Semarang (ANTARA) - Ketua DPRD Jateng Sumanto meminta pemerintah provinsi melakukan intervensi sektor pertanian dan perikanan untuk mengentaskan kemiskinan di daerah.
Sumanto melalui keterangan yang diterima di Solo, Jawa Tengah, Sabtu mengatakan sejauh ini pihaknya terus mendorong upaya pengentasan kemiskinan di Jawa Tengah. Ia menyoroti kemiskinan banyak terjadi pada wilayah yang masyarakatnya bekerja di sektor pertanian dan perikanan.
Padahal jika digarap secara serius, dua sektor tersebut bisa menjadi andalan dan meningkatkan perekonomian. Ia menyebut selama ini sebagian besar petani di Jawa Tengah kurang sejahtera karena memiliki luas sawah yang terbatas. Dengan keterbatasan luas lahan persawahan tersebut, produksi padi yang mereka hasilkan tak bisa maksimal.
Akibatnya, menurut dia penghasilan para petani juga minim, bahkan di bawah upah minimum regional (UMR).

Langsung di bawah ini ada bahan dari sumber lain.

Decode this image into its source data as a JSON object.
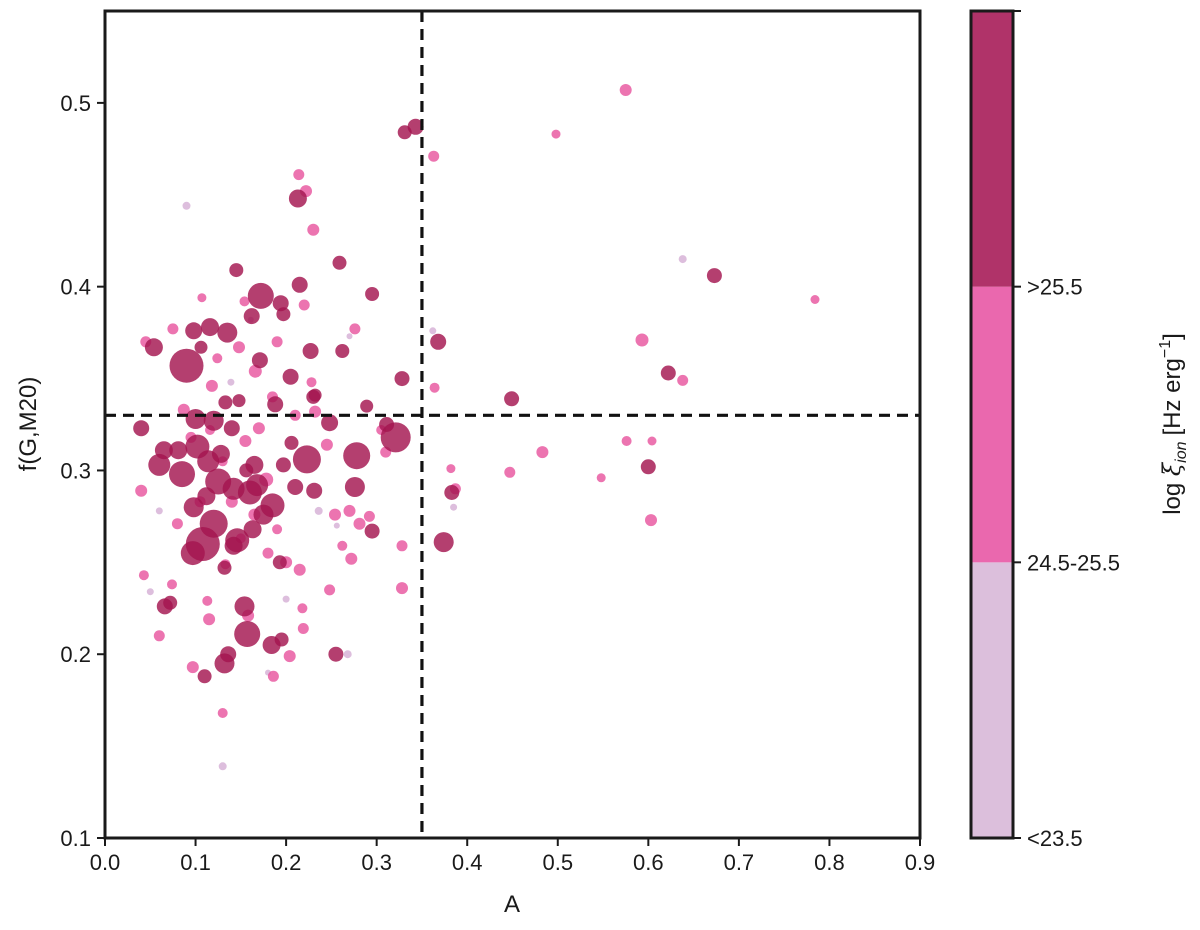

"Dari sekitar 3 juta petani Jateng, sebagian besar luas lahannya di bawah 1.000 meter. Dengan harga gabah sekitar Rp6.500/kg, penghasilannya tak lebih dari Rp1 juta sebulan," ujarnya.
Ia menambahkan hanya petani yang luas lahannya 1 hektare ke atas bisa memiliki penghasilan bersih Rp5-6 juta/bulan. Penghasilan para petani sebelumnya makin sedikit saat harga gabah hanya Rp3.500-4.000/kg. Saat itu, bahkan banyak petani yang merugi karena hasil panen tidak mampu menutup biaya produksi. Terlebih mereka masih harus membeli pupuk yang mahal saat musim tanam.
"Sekarang dengan harga gabah yang relatif bagus mengapa mereka belum sejahtera? Karena rata-rata luas sawahnya hanya segitu. Perlu ada intensifikasi agar petani dengan luas lahan pertanian 1.000 m bisa menghasilkan lebih dari Rp1 juta sebulan," katanya.
Politisi PDI Perjuangan ini menambahkan setiap tahun Pemprov Jateng dengan DPRD Jateng menganggarkan renovasi 17.000 rumah tak layak huni RTLH bagi warga miskin. Setiap rumah mendapatkan bantuan biaya renovasi Rp20 juta. Namun menurutnya yang perlu mendapat perbaikan tidak hanya tampilan rumah tapi juga penghasilan warga.
"Ini menjadi tugas pemerintah. Gubernur, DPRD, agar mereka bisa berpenghasilan cukup. Ini yang sulit. Di samping pemerintah memberi ruang, warga juga harus membuka pikiran agar jangan menyerah. Harus berusaha bagaimana agar tiap hari berpenghasilan. Sebab jika diberi bansos berapapun, tentu akan habis," katanya.

Semetara itu, Kepala Dinas Kelautan dan Perikanan Jateng Endi Faiz Effendi mengatakan dari sekitar 9,47 persen angka kemiskinan Jawa Tengah, sebagian besar ada di masyarakat pesisir. Mereka yang punya mata pencaharian sebagai nelayan ini bahkan masuk kategori kemiskinan ekstrem. Endi mengungkap ada beberapa faktor penyebabnya, yaitu dari sisi gaya hidup dan kurangnya sarana prasarana dasar di wilayah pesisir.
"Salah satu sebabnya, mereka tak terbiasa saving. Saat masa paceklik jual barang sehingga manajemen keuangannya kurang bagus," katanya.
Selain itu, masyarakat juga kurang mampu mendekat ke sumber pendapatan, pendidikannya rendah, biaya operasional nelayan untuk melaut besar, serta kurangnya sara prasarana dasar seperti air terbatas, dan sampah menumpuk.
"Upaya yang kami lakukan dengan membangun kawasan higienis di pesisir. Membangun rumah higienis, dekatkan BBM pada nelayan sehingga biaya operasinal berkurang, serta meningkatkan pendapatan dengan memberikan skill," katanya.